Behind the curve. The mathematics of deaths.

Peter Fairbrother peter at tsto.co.uk
Thu Mar 12 14:54:54 PDT 2020


Please recirculate freely.


Behind the curve. The mathematics of deaths.

The present United Kingdom strategy on COVID-19 was to initially try to 
contain the virus with a weak containment policy, and when that failed 
to move to the "delay phase" we are in now to try to slow its spread. 
This delay would place a lower maximum load on healthcare, spread 
heathcare requirements over time, and thereby allow more per-patient care.

An underlying assumption and consequential end result of that policy is 
that practically everybody in the UK will inevitably eventually catch 
the virus.

And the Red Death will hold illimitable dominion over all.


The strategy made sense if, as was believed when it was made, there 
would be no way of eventually stopping the epidemic by containment, 
something I myself believed.

However, that does not seem to be the case: the disease is not quite as 
infectious as at first thought, as recent evidence shows that the 
Chinese have managed to slow it almost to a stop using strong confinement.

If they succeed in containing the disease, as seems very likely, then 
most Chinese people will never catch the virus - whereas if the present 
UK policy is continued then at some point a majority of people in the UK 
will catch the disease, and a million people will die unnecessarily [1].



So what new policy should be adopted? Well we have the Chinese example 
to follow. Strong containment is working for the Chinese, it should work 
for us.

All people entering the UK should be quarantined. The UK has a "moat" in 
the seas surrounding it, and should take advantage of that.

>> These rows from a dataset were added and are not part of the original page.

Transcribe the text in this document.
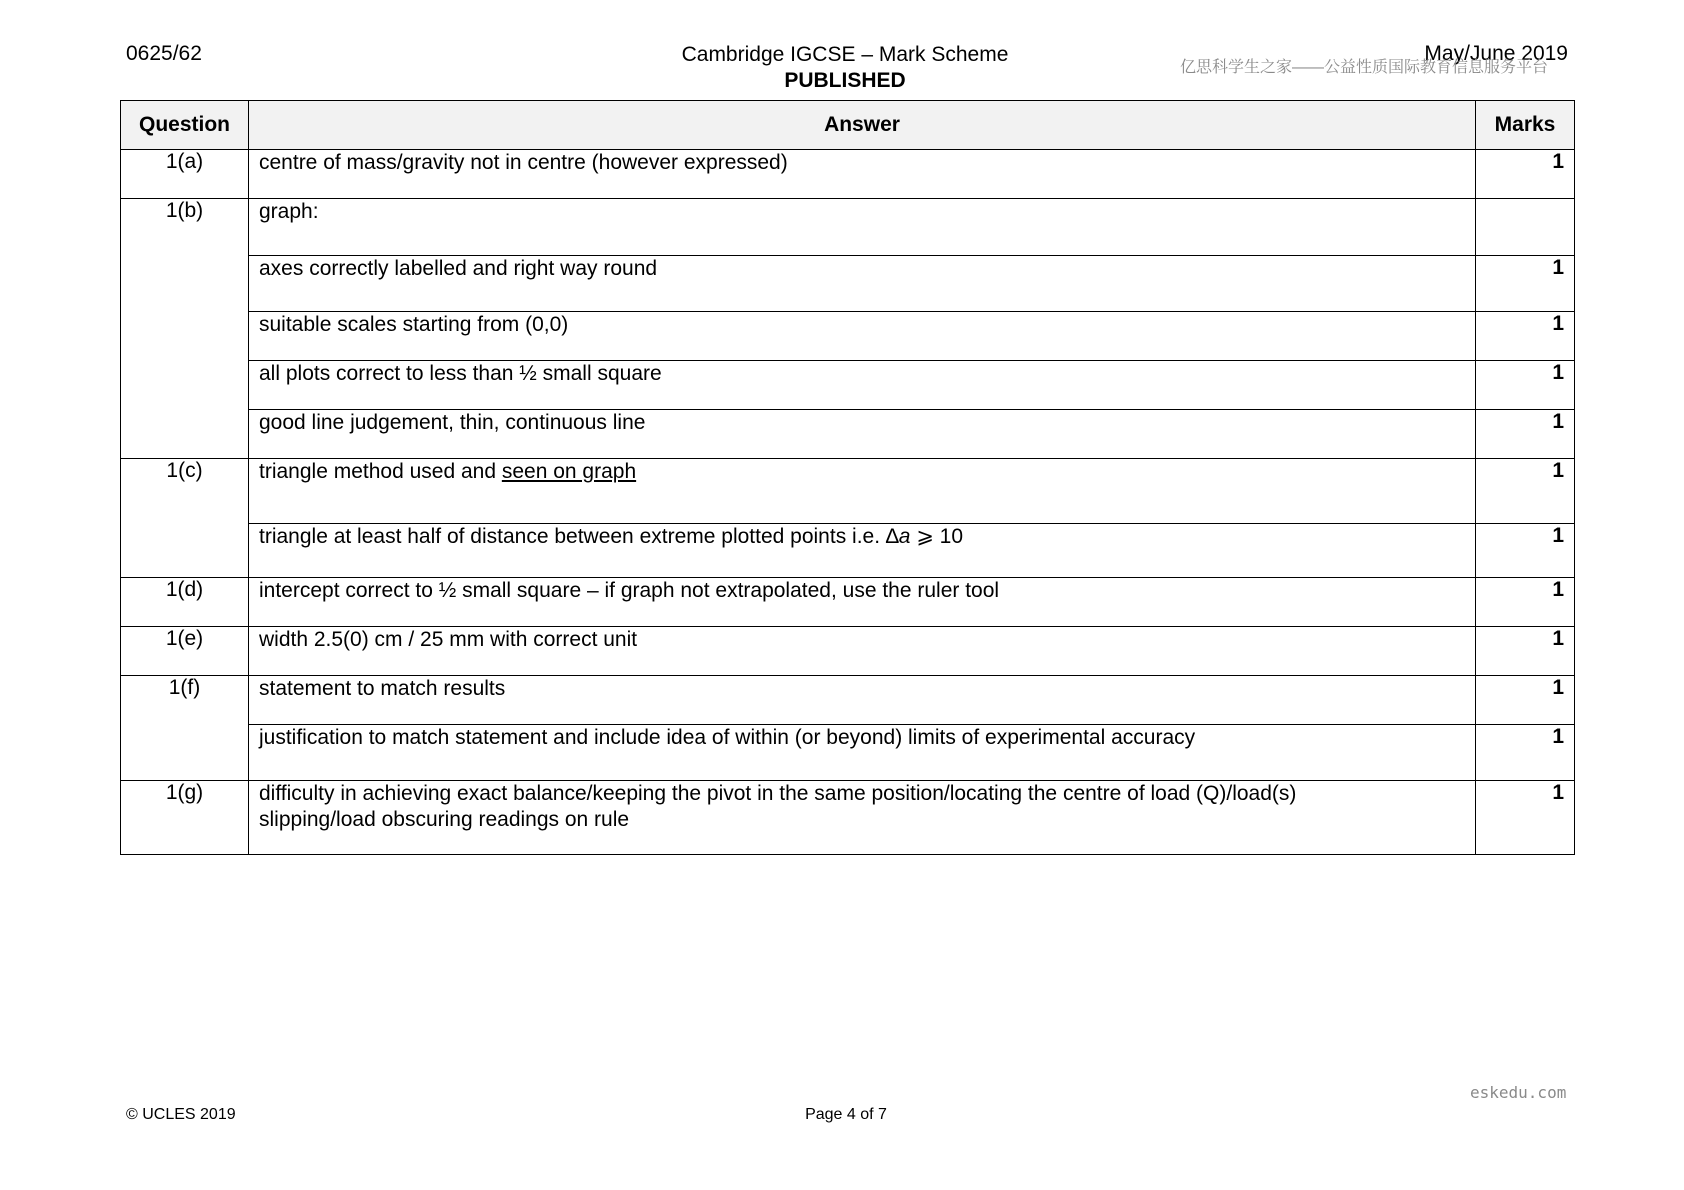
0625/62	Cambridge IGCSE – Mark Scheme
PUBLISHED
May/June 2019
亿思科学生之家——公益性质国际教育信息服务平台
Question	Answer	Marks
1(a)	centre of mass/gravity not in centre (however expressed)	1
1(b)	graph:	
	axes correctly labelled and right way round	1
	suitable scales starting from (0,0)	1
	all plots correct to less than ½ small square	1
	good line judgement, thin, continuous line	1
1(c)	triangle method used and seen on graph	1
	triangle at least half of distance between extreme plotted points i.e. ∆a ⩾ 10	1
1(d)	intercept correct to ½ small square – if graph not extrapolated, use the ruler tool	1
1(e)	width 2.5(0) cm / 25 mm with correct unit	1
1(f)	statement to match results	1
	justification to match statement and include idea of within (or beyond) limits of experimental accuracy	1
1(g)	difficulty in achieving exact balance/keeping the pivot in the same position/locating the centre of load (Q)/load(s)
slipping/load obscuring readings on rule	1
eskedu.com
© UCLES 2019	Page 4 of 7
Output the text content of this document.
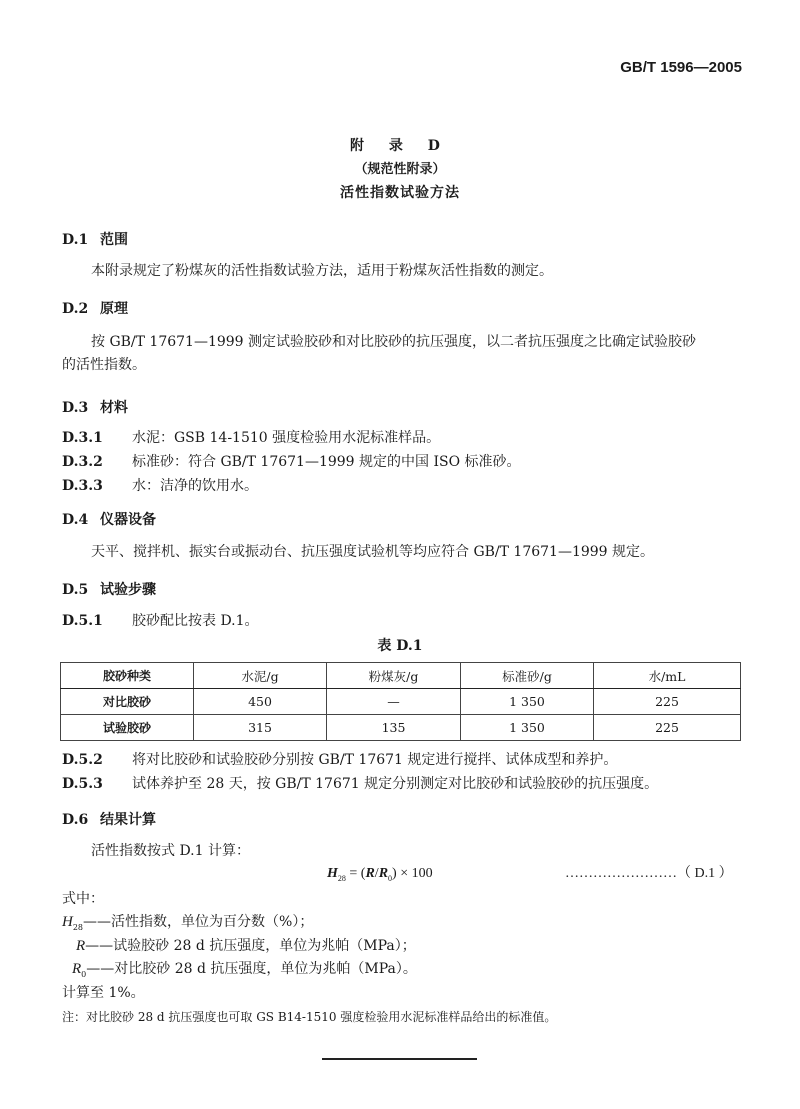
GB/T 1596—2005
附 录 D
（规范性附录）
活性指数试验方法
D.1 范围
本附录规定了粉煤灰的活性指数试验方法，适用于粉煤灰活性指数的测定。
D.2 原理
按 GB/T 17671—1999 测定试验胶砂和对比胶砂的抗压强度，以二者抗压强度之比确定试验胶砂
的活性指数。
D.3 材料
D.3.1 水泥：GSB 14-1510 强度检验用水泥标准样品。
D.3.2 标准砂：符合 GB/T 17671—1999 规定的中国 ISO 标准砂。
D.3.3 水：洁净的饮用水。
D.4 仪器设备
天平、搅拌机、振实台或振动台、抗压强度试验机等均应符合 GB/T 17671—1999 规定。
D.5 试验步骤
D.5.1 胶砂配比按表 D.1。
表 D.1
胶砂种类	水泥/g	粉煤灰/g	标准砂/g	水/mL
对比胶砂	450	—	1 350	225
试验胶砂	315	135	1 350	225
D.5.2 将对比胶砂和试验胶砂分别按 GB/T 17671 规定进行搅拌、试体成型和养护。
D.5.3 试体养护至 28 天，按 GB/T 17671 规定分别测定对比胶砂和试验胶砂的抗压强度。
D.6 结果计算
活性指数按式 D.1 计算：
$H_{28} = (R/R_0) \times 100$	……………………（ D.1 ）
式中：
$H_{28}——$活性指数，单位为百分数（%）；
R——试验胶砂 28 d 抗压强度，单位为兆帕（MPa）；
$R_0——$对比胶砂 28 d 抗压强度，单位为兆帕（MPa）。
计算至 1%。
注：对比胶砂 28 d 抗压强度也可取 GS B14-1510 强度检验用水泥标准样品给出的标准值。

Schools and universities should close. Large public gatherings should be 
banned.

People should be encouraged to wear masks, not discouraged - even a tiny 
difference in transmission rate can be the straw which will make the 
difference between the epidemic dying out or growing: that is how the 
chain reaction of an epidemic works. If each infected person infects 
more than one other person on average then the epidemic spreads, if on 
average each infected person infects less than one then the epidemic 
dies out.

We should be taking extreme measures to get that figure of new 
infections per case down to less than 1. Testing should be stepped up by 
at least an order of magnitude. Medical staff should have the power to 
require testing, and if positive then quarantine should be enforced if 
necessary.




But most of all, we have to stop thinking that a million people will die 
and there is nothing we can do to prevent it.

Diligent and intense containment can work if we are willing to pay the 
price now, the Chinese example is proof of that. Any delay in 
implementing strong containment will cost lives. Failing to implement 
strong confinement will result in a million unnecessary deaths over the 
next few months.



[1] "One death is a tragedy, a million deaths is a statistic." - Joe 
Stalin.

The UK age demographic contains more older people than the Chinese, and 
older people are far more likely to die of COVID-19 than younger people; 
so the UK fatality rate would be more than the Chinese rate, which works 
out to a bit over a million deaths if we assume 3/4 of the population 
get the virus.

A delay to provide better health care might reduce the death toll to 
about a million. Strong confinement now could reduce it to a few thousand.